Former federal employee in Sask. charged with breach of trust, fraud will head to trial

Yantai Gan, a former Agronomist with the federal agriculture department, will be tried on fraud and breach of trust charges.

Yantai Gan's trial was moved from the provincial court to the Court of Queen's Bench

Judge Karl Bazin ruled at the provincial court in Swift Current that Yantai Gan, a former federal agronomist, will stand trial at the Court of Queen's Bench on breach of trust and fraud charges. (Shane Magee/CBC)

A provincial court judge in Swift Current has ruled a former federal employee will stand trial at the Court of Queen's Bench more than two years after he was arrested on breach of trust and fraud charges. 

Yantai Gan, 65, was arrested and charged in Swift Current, about 240 km west of Regina, following a 21-month investigation led by the RCMP's national security enforcement section that began in February 2018.

Judge Karl Bazin ruled on Thursday that the case will move to the Court of Queen's Bench on a future date to be determined.

The RCMP's investigation led to charges of breach of trust by a public officer, fraud over $5,000 and possession of the proceeds of crime over $5,000.

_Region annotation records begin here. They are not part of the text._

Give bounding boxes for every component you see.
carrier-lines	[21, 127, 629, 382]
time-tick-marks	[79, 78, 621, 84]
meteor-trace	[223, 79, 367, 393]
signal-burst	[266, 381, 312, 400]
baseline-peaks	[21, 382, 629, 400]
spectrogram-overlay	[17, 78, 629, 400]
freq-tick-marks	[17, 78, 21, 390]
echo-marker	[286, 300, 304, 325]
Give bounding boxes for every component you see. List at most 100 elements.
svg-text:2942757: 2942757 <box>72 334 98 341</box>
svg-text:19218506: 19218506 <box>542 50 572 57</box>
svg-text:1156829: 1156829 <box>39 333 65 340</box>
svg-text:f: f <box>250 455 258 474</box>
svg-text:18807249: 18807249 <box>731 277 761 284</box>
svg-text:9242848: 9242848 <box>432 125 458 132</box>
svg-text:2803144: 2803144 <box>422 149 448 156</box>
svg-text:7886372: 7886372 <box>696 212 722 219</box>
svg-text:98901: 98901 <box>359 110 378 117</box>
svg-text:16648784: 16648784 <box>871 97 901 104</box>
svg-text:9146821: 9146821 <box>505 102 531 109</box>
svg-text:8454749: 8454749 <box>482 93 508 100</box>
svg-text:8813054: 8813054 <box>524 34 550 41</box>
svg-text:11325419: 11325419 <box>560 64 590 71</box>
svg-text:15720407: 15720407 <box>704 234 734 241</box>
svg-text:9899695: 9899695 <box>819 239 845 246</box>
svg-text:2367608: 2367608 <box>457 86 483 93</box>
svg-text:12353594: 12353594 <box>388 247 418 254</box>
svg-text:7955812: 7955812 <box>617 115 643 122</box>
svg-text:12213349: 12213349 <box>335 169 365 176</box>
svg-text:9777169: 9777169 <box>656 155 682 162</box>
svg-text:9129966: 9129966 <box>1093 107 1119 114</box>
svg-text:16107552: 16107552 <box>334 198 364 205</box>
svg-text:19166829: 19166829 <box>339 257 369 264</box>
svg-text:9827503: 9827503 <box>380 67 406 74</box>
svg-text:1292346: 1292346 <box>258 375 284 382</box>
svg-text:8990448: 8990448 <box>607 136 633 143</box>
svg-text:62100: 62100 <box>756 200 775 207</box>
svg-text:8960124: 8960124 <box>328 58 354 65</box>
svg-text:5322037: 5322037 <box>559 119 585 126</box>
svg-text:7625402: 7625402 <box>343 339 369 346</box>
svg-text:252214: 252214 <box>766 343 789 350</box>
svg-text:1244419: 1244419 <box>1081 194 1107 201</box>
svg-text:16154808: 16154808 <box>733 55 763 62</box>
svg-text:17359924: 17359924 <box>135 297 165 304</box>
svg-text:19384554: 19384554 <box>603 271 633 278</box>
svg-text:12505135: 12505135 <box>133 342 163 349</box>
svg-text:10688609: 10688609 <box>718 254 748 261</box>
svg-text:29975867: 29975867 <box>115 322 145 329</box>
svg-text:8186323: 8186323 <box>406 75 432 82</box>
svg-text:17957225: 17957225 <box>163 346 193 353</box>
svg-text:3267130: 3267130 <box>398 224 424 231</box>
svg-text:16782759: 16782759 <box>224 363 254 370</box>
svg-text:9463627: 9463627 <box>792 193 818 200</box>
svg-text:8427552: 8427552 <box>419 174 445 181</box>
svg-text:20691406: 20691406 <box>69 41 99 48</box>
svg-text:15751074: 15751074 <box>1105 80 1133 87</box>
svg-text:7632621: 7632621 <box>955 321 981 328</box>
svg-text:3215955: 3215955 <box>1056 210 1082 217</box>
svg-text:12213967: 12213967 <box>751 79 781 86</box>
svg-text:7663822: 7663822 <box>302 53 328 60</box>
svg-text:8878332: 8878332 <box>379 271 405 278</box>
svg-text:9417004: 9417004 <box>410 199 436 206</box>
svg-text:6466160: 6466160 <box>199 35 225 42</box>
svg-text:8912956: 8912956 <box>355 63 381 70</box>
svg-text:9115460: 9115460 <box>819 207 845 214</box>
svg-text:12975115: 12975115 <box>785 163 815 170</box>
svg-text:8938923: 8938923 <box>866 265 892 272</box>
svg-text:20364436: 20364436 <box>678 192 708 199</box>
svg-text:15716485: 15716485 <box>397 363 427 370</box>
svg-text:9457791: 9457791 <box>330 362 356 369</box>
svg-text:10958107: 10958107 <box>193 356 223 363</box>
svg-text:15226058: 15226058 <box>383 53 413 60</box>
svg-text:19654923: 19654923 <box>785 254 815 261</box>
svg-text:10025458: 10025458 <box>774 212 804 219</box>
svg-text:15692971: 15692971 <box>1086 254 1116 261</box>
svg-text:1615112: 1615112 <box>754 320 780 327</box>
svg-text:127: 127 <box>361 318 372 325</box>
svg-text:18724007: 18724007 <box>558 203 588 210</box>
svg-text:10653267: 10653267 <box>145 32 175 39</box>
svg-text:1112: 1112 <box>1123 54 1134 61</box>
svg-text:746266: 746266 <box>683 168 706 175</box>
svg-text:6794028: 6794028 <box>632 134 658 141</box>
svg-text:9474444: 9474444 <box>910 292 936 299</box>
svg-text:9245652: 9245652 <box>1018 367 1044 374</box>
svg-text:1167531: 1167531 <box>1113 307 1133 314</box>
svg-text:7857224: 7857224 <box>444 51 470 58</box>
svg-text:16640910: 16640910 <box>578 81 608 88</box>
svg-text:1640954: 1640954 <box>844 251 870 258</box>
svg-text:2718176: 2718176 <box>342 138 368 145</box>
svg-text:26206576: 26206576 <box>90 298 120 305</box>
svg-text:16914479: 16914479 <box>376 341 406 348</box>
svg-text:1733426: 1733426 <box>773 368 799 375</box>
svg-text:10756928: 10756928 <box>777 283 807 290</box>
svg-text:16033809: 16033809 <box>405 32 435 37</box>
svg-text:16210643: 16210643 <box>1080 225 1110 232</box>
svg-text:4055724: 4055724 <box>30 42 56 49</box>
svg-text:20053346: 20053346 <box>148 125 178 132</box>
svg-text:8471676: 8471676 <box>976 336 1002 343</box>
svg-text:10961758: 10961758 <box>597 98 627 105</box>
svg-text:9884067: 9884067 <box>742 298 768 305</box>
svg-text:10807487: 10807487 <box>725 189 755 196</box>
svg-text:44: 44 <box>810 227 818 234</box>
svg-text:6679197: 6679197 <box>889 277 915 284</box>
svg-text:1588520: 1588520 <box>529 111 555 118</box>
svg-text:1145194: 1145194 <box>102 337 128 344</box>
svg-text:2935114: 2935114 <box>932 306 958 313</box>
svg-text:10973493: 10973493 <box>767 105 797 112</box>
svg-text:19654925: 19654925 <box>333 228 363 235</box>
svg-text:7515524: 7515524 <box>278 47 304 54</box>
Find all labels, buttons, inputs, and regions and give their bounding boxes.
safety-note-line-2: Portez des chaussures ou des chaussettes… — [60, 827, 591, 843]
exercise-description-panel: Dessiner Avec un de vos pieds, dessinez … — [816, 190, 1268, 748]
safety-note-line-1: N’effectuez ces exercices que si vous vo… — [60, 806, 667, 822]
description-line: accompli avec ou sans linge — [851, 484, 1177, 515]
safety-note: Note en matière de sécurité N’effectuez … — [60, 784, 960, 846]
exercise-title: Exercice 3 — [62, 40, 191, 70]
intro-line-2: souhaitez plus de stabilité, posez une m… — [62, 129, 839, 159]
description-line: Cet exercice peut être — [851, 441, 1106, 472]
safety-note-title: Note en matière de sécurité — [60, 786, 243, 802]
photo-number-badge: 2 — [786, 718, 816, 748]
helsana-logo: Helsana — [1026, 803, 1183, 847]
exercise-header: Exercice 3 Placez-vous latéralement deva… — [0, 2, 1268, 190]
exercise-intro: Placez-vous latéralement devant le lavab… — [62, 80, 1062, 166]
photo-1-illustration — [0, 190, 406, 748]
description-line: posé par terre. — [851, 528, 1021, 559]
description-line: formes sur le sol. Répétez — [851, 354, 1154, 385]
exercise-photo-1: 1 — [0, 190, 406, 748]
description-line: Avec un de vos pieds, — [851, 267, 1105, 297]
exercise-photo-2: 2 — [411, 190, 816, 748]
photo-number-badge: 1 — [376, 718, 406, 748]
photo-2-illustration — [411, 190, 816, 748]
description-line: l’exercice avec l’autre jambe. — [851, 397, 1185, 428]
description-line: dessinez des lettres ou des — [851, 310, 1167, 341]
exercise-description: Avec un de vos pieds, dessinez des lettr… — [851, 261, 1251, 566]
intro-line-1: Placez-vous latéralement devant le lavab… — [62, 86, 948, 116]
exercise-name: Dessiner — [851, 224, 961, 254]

Court documents say Gan allegedly entered into unauthorized, contractual relationships with the Gansu Agricultural University in China and Barilla America, a subsidiary of Italy's largest food producer. 

The national security team which headed the investigation typically deals with espionage, sabotage, threatening acts, or releasing classified information, according to an RCMP webpage.

On Nov. 19, 2019, RCMP searched an Agriculture and Agri-Food Canada facility in Swift Current as well as a home in the city. 

Gan was arrested and charged the same day, while still federally employed as an agronomist at the Swift Current Research and Development Centre

In an email, the federal agriculture department said Gan began working with the federal agriculture department in February 1999. He is no longer an employee.